With the Hearthstone metagame dominated by Shaman and Pirate Warrior for an extended period of time, balance changes were expected. Now, Blizzard has finally announced the upcoming changes, of which there are only two: changes to Spirit Claws and Small-Time Buccaneer. How will they affect the metagame?
Part of the One Night in Karazhan adventure, Spirit Claws was considered to be a highly powerful addition to an already powerful class right from the start. A 1/3 weapon that has an additional +2 attack whenever its owner controls a spell-damage minion, Spirit Claws has been a staple in practically all Shaman decks.
The weapon is devastating in the early game, where the Shaman player can play Spirit Claws on turn 1 followed by a hero power totem on turn 2 for a 25% chance to increase the weapon’s attack to 3 or even a Bloodmage Thalnos or a Kobold Geomancer on turn 2 to achieve the same.
At mere 1 mana, Spirit Claws is easy to combine with the hero power totem or a spell-damage minion in mid-game as well, such as the all-time Shaman favorite Azure Drake, but its power in dictating the entire game when played early on has been its main effect.
Now, Spirit Claws is being nerfed by increasing its mana cost to 2. This will outright kill the early game combos that the card was infamous for and make it a lot more difficult for the Shaman to snowball out of control right from the gate.
It is even questionable whether the card will still see play. Jade Claws is already a weapon at 2 mana, so if the Shaman deck does not run the pirate package and need a weapon to activate Small-Time Buccaneer, the additional investment in Spirit Claws might not be worth it.
Speaking of Small-Time Buccaneer and the pirate package, it is also targeted for a nerf. Upon its introduction, Small-Time Buccaneer was a 1/2 minion for 2 mana that has +2 attack while its owner has a weapon equipped.
The overall package has been incredibly strong: play a Small-Time Buccaneer on turn 1, have it pull your Patches from the deck, and follow that up with a weapon on turn 2, and you’re well on your way to domination. That 2 health has enabled Small-Time Buccaneer to survive many early game challenges, so it is now being targeted with a nerf down to 1 health.
That 1 health makes a big difference. Small-Time Buccaneer can now be killed by the Mage, Rogue, or Druid hero power, as well as an Argent Squire or Patches, for example. The viability of the entire pirate package is being affected, although it was dominant enough that it might find a way to survive this.
Winners and losers
The obvious losers are the decks directly affected by the nerfs: Aggro Shaman, Mid-Jade Shaman, and Pirate Warrior. They are just a little bit slower and weaker now, and that may open up opportunities for slower decks to re-enter or control the meta.
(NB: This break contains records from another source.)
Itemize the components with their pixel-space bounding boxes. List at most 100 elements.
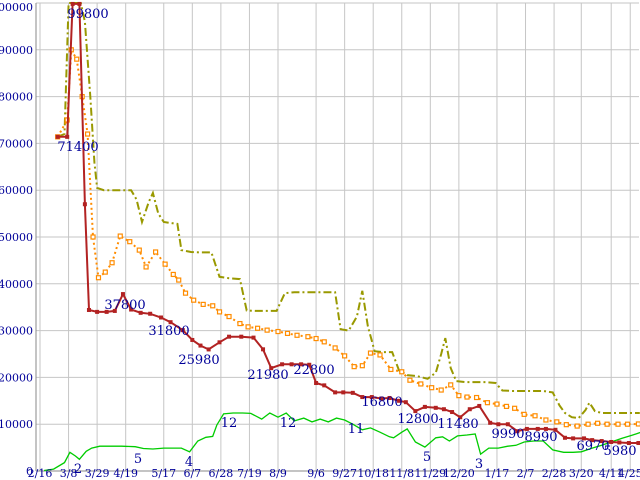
series-lowest_price-marker — [496, 422, 501, 427]
series-average_price-marker — [162, 261, 168, 267]
x-tick-label: 1/17 — [485, 467, 510, 480]
y-tick-label: 40000 — [0, 278, 33, 291]
y-tick-label: 20000 — [0, 371, 33, 384]
price-point-label: 25980 — [178, 353, 219, 368]
series-average_price-marker — [521, 411, 527, 417]
series-lowest_price-marker — [138, 310, 143, 315]
series-average_price-marker — [377, 352, 383, 358]
series-lowest_price-marker — [269, 366, 274, 371]
price-point-label: 22800 — [293, 363, 334, 378]
x-tick-label: 9/27 — [332, 467, 357, 480]
series-average_price-marker — [604, 421, 610, 427]
series-lowest_price-marker — [433, 405, 438, 410]
x-tick-label: 11/8 — [389, 467, 414, 480]
series-lowest_price-marker — [571, 436, 576, 441]
series-lowest_price-marker — [387, 395, 392, 400]
price-point-label: 12800 — [397, 412, 438, 427]
series-average_price-marker — [407, 377, 413, 383]
series-lowest_price-marker — [535, 426, 540, 431]
store-count-label: 2 — [74, 462, 82, 477]
series-average_price-marker — [624, 421, 631, 427]
series-average_price-marker — [456, 393, 462, 399]
price-point-label: 5980 — [603, 444, 636, 459]
series-average_price-marker — [388, 366, 394, 373]
series-average_price-marker — [275, 328, 281, 335]
series-average_price-marker — [245, 324, 251, 330]
series-average_price-marker — [615, 421, 621, 427]
x-tick-label: 6/28 — [209, 467, 234, 480]
series-lowest_price-marker — [198, 343, 203, 348]
series-average_price-marker — [237, 320, 243, 327]
x-tick-label: 2/28 — [542, 467, 567, 480]
series-lowest_price-marker — [403, 400, 408, 405]
series-lowest_price-marker — [413, 409, 418, 414]
series-average_price-marker — [448, 382, 454, 388]
series-average_price-marker — [117, 233, 123, 239]
series-lowest_price-marker — [553, 427, 558, 432]
price-point-label: 31800 — [148, 324, 189, 339]
series-highest_price-line — [57, 1, 640, 420]
x-tick-label: 7/19 — [237, 467, 262, 480]
price-point-label: 99800 — [67, 7, 108, 22]
price-point-label: 6970 — [576, 439, 609, 454]
price-point-label: 8990 — [524, 430, 557, 445]
series-lowest_price-marker — [458, 415, 463, 420]
series-lowest_price-marker — [467, 407, 472, 412]
series-average_price-marker — [176, 277, 182, 283]
x-tick-label: 2/7 — [517, 467, 535, 480]
series-average_price-marker — [74, 56, 80, 62]
x-tick-label: 11/29 — [414, 467, 446, 480]
series-average_price-marker — [109, 260, 115, 266]
series-lowest_price-marker — [112, 308, 117, 313]
series-average_price-marker — [305, 334, 311, 340]
series-store_count-line — [44, 412, 640, 472]
series-average_price-marker — [226, 313, 232, 320]
series-lowest_price-marker — [543, 426, 548, 431]
series-lowest_price-marker — [360, 395, 365, 400]
series-lowest_price-marker — [77, 1, 82, 6]
x-tick-label: 4/11 — [599, 467, 624, 480]
series-lowest_price-marker — [104, 309, 109, 314]
series-lowest_price-marker — [217, 340, 222, 345]
series-average_price-marker — [264, 327, 270, 333]
series-average_price-marker — [321, 339, 327, 345]
series-average_price-marker — [585, 421, 591, 427]
series-average_price-marker — [464, 394, 470, 400]
series-lowest_price-marker — [333, 390, 338, 395]
store-count-label: 3 — [475, 457, 483, 472]
x-tick-label: 2/16 — [28, 467, 53, 480]
series-average_price-marker — [191, 297, 197, 303]
series-lowest_price-marker — [609, 439, 614, 444]
y-tick-label: 80000 — [0, 91, 33, 104]
series-average_price-marker — [143, 264, 149, 270]
series-average_price-marker — [294, 332, 300, 338]
series-lowest_price-marker — [599, 439, 604, 444]
series-lowest_price-marker — [206, 347, 211, 352]
series-average_price-marker — [255, 325, 261, 331]
series-average_price-marker — [90, 234, 96, 240]
series-lowest_price-marker — [505, 422, 510, 427]
x-tick-label: 9/6 — [307, 467, 325, 480]
series-lowest_price-marker — [450, 410, 455, 415]
series-average_price-marker — [635, 421, 640, 427]
x-tick-label: 4/25 — [618, 467, 640, 480]
x-tick-label: 3/20 — [569, 467, 594, 480]
series-lowest_price-marker — [120, 292, 125, 297]
series-average_price-marker — [359, 363, 365, 369]
store-count-label: 11 — [348, 422, 365, 437]
price-point-label: 37800 — [104, 298, 145, 313]
series-average_price-marker — [102, 269, 108, 275]
price-point-label: 71400 — [57, 140, 98, 155]
series-average_price-marker — [313, 335, 319, 342]
x-tick-label: 10/18 — [357, 467, 389, 480]
series-average_price-marker — [512, 405, 518, 411]
series-average_price-marker — [84, 131, 91, 137]
series-average_price-marker — [182, 290, 189, 296]
series-lowest_price-marker — [441, 407, 446, 412]
series-lowest_price-marker — [562, 435, 567, 440]
series-lowest_price-marker — [227, 334, 232, 339]
series-average_price-marker — [136, 247, 142, 253]
series-average_price-marker — [200, 301, 206, 307]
One of the biggest winners is Rogue. Rogue is so bad at dealing with all-out aggro, but it is very good at dealing with almost everything else. With its biggest counters weakened, Rogue looks to be in a good position. Even Jade Rogue might make an appearance alongside Miracle Rogue at some parts of the ladder, although Miracle seems to be clearly the stronger of the two.
Druid is another class that is happy to see the aggro decks weakened. Its problem is the potential increase in the numbers of Miracle Rogue, as Rogue is very good against Druid.
A dead class might also be revived, the Hunter! Aggro Shaman, Mid-Jade Shaman, and Pirate Warrior are the three worst matchups for Hunter, and with those decks weakened, Hunter might have a chance again. Cards such as Alleycat can now contest the early pirate package, something Hunter has not been able to use itself because its cheapest weapon costs 3 mana and does not curve out well with the Small-Time Buccaneer at 1. Secret Hunter can also contest Rogue, so things look promising for this forgotten class.
Warrior remains the most varied class in the game: Pirate Warrior, Dragon Warrior, and Control Warrior represent completely different archetypes, a feat unmatched by any other class. The weakening of Mid-Jade Shaman brings Dragon Warrior up to the forefront, but Control Warrior is again left to search its purpose: the current Control Warrior lists are heavily anti-aggro, and losing some of its better matchups and maybe even seeing more Druids is not something the old stalwart is looking forward to. However, Control Warrior has proven to be an extremely durable and flexible deck that has always found a niche for itself even when it is not top tier. The lists will change, but something at least semi-viable will be found.
Warlock finds itself in an interesting position as well. The overpowered aggro decks had out-smorced the good old Zoo, and with them weakened, Zoo might find room in the meta again. Renolock, on the other hand, is mostly neutral regarding the changes: it enjoys less aggro, but on the other hand it does not fancy seeing Rogues and Druids.
Overall, with such small changes to two cards, there will be some interesting times ahead for the metagame!